Kamplar ikiye ayrılmış durumda, bir tanesi çeşitli ülkelerden gelen basın mensuplarının ziyaret ettiklerinde yadırgamayacakları bir şekilde düzenlenmiş aynı bir okul gibi,yaşlarına göre sınıflara ayrılmış guruplara Çin gelenekleri ve öğretileri öğretiliyor uyum sağlayabilmeleri adına ,burada bizleri karşılayan kamptaki tüm Uygur Türkleri çok mutlu ve güler yüzlü görünüyor ama kafaları karıştıran bir kısım da var ki binadan çıkış yasak yatılı okul gibi ama izin günlerinizi yönetim belirliyor böyle bakınca tek sorun yatılı oluşu gibi görünüyor değil mi? Ama işin en masumane kısmı orası,asıl mevzu çok başka;gerçek kamplar yani hapishaneler yani gösteriş için düzenlenmeyeler... meşhurlaşmış Çin işkencesi kavramının günümüzde devam ettiğinin en acı hale geldiği yer; bu kampta islam dinini yaşamanız ve yaşatmanız yasak, kuran okumak yasak, namaz kılmak yasak,oruç tutmam yasak yani islam dininin tüm vecibeleri yasak. Buna karşı geldiğiniz an Çin işkencesine maruz kalıyorsunuz ve her zaman bir psikolojik baskı altındasınız. Kamplarda bulunun Uygur Erkekleri aynı zamanda çalıştırılıyor da, Çin malı üretimlerin seri halde işlenmesinde büyük rol oynuyorlar ve bunun karşılığında ücret almıyorlar.

Kamplarda erkeklerin sayısına oranla az olarak kadınlar da bulunuyor ve oradan çıkan her Uygur Türkü’nün psikolojisi hat safhada bozuk. Yapılan işkencelerden bazı bahsedilenleri; tırnaklarının sökülmesi, elektrik şoku verilmesi, saatlerce aç bırakma... gibi.

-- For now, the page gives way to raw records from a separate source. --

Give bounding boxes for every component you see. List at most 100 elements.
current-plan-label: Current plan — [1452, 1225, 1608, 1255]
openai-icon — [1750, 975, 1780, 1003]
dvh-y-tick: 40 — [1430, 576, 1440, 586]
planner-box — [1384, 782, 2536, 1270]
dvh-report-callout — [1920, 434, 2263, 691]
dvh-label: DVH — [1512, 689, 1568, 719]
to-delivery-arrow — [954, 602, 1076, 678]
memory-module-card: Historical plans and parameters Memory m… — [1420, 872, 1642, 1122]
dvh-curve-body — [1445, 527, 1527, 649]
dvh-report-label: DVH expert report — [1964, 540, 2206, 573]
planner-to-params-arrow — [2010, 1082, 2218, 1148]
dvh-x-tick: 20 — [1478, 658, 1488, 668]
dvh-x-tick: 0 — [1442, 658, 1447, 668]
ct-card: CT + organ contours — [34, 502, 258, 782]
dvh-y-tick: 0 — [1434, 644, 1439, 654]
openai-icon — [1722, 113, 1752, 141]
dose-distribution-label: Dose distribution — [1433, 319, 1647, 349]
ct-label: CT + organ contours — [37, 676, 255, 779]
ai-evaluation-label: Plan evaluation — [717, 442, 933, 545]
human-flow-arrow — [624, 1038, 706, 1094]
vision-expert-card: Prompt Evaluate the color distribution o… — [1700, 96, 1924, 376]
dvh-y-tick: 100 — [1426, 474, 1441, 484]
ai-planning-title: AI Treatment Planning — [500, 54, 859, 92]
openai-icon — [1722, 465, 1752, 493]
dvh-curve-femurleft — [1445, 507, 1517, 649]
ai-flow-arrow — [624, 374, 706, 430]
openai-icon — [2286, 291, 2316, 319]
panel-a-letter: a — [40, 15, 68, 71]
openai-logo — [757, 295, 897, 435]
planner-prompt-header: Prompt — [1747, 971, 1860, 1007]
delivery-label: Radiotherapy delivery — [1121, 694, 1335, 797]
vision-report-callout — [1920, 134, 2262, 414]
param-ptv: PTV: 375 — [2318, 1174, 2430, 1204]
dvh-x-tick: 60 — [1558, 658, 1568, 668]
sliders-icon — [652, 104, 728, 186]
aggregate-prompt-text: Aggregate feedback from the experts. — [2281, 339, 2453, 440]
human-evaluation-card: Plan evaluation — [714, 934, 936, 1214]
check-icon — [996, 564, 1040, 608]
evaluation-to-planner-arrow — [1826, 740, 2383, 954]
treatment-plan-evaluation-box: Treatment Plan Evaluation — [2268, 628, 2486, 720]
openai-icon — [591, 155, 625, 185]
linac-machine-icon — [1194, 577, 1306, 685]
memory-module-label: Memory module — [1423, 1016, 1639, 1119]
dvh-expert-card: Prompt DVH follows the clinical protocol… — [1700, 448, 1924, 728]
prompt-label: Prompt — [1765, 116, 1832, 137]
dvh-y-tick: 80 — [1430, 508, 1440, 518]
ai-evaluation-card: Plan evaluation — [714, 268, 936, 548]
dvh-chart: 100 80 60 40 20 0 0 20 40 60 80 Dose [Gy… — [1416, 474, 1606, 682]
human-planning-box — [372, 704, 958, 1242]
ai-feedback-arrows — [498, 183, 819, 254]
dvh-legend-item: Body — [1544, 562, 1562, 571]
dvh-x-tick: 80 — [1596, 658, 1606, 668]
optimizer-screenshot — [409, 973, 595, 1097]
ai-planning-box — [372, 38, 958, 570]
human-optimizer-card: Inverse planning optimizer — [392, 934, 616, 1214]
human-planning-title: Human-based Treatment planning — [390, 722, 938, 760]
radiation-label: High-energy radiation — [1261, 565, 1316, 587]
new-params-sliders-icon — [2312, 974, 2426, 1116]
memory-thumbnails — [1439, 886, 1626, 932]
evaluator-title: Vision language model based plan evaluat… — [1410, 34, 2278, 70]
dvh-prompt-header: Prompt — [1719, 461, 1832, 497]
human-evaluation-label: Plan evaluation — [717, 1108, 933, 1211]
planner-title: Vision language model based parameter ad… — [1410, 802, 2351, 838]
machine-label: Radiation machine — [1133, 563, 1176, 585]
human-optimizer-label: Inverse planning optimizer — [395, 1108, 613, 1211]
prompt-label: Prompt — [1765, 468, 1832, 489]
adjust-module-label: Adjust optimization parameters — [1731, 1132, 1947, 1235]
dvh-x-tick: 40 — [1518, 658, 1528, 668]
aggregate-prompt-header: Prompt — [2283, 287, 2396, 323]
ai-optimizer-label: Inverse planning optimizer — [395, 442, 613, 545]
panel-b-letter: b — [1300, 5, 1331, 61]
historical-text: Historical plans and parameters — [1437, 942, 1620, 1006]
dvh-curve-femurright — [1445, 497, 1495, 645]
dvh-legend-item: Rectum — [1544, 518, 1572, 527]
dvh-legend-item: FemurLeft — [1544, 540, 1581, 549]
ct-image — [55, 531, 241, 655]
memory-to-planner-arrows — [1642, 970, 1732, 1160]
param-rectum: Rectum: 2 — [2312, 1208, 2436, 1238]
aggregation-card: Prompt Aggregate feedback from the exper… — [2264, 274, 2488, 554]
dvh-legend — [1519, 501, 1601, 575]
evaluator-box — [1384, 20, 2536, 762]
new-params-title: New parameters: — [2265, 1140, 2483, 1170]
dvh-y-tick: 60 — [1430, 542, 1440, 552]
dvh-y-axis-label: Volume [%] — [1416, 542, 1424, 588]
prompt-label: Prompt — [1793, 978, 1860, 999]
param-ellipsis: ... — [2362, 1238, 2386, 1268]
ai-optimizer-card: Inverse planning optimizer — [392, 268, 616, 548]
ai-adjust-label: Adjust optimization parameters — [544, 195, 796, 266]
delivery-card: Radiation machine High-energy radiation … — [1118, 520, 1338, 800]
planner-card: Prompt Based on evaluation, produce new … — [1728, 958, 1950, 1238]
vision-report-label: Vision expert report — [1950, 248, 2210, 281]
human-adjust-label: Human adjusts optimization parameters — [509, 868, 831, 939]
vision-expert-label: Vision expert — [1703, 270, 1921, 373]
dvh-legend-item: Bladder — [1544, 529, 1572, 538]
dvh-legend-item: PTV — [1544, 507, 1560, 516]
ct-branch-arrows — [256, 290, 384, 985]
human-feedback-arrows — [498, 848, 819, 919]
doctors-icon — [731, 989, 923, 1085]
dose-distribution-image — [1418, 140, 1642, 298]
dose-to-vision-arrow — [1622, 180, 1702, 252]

Soykırım bununla da sınırlı kalmıyor, Uygurlu kızlar zorla Çinli erkeklerle evlendiriliyor ve şu cümleler dökülüyor ağızlarından ağlayarak ; “siz düşmanınla evlenmek onun çocuğuna hamile kalmak ister miydiniz?” Çok daha içler acısı bir olay daha var, eşleri kampta olan Uygur kadınlarını Çin’li memurlar ziyaret ediyorlar evin babasıymışçasına, eve islam dinine mensup kişilerin tüketemeyeceği içecek ve gıdalar getiril zorla tüketmelerini sağlıyorlar ,inanılır gibi değil bu yaptıkları ülkede bir görev ve bunun karşılığımda para alıyorlar. Bir şekilde başka ülkelere gitmiş ama Çin vatandaşı olarak yaşayan Uygurlulara sık sık kontrol amaçlı mesajlar atılıyor ve kapalı kadınlardan açık fotoğraflar isteniyor.

Acı...

Çok acı hem de.. böyle bir mücadele varmış dünyada,bizlerin elinin tersiyle geri çevirdiği bir çok yaşam tarzı onların cihatı..

Söyleyin bana,din kardeşlerimiz bu zulmün altındayken nasıl uyku girer gözümüze ?nasıl bilmeyiz bize gelen uyarıcı mesajların anlamını, depremleri,salgın hastalıkları ve daha nicelerini?..

Çok zor değil yardım etmek; arşa açılan iki avuç ve onların zulmünü anlatan bir yürek.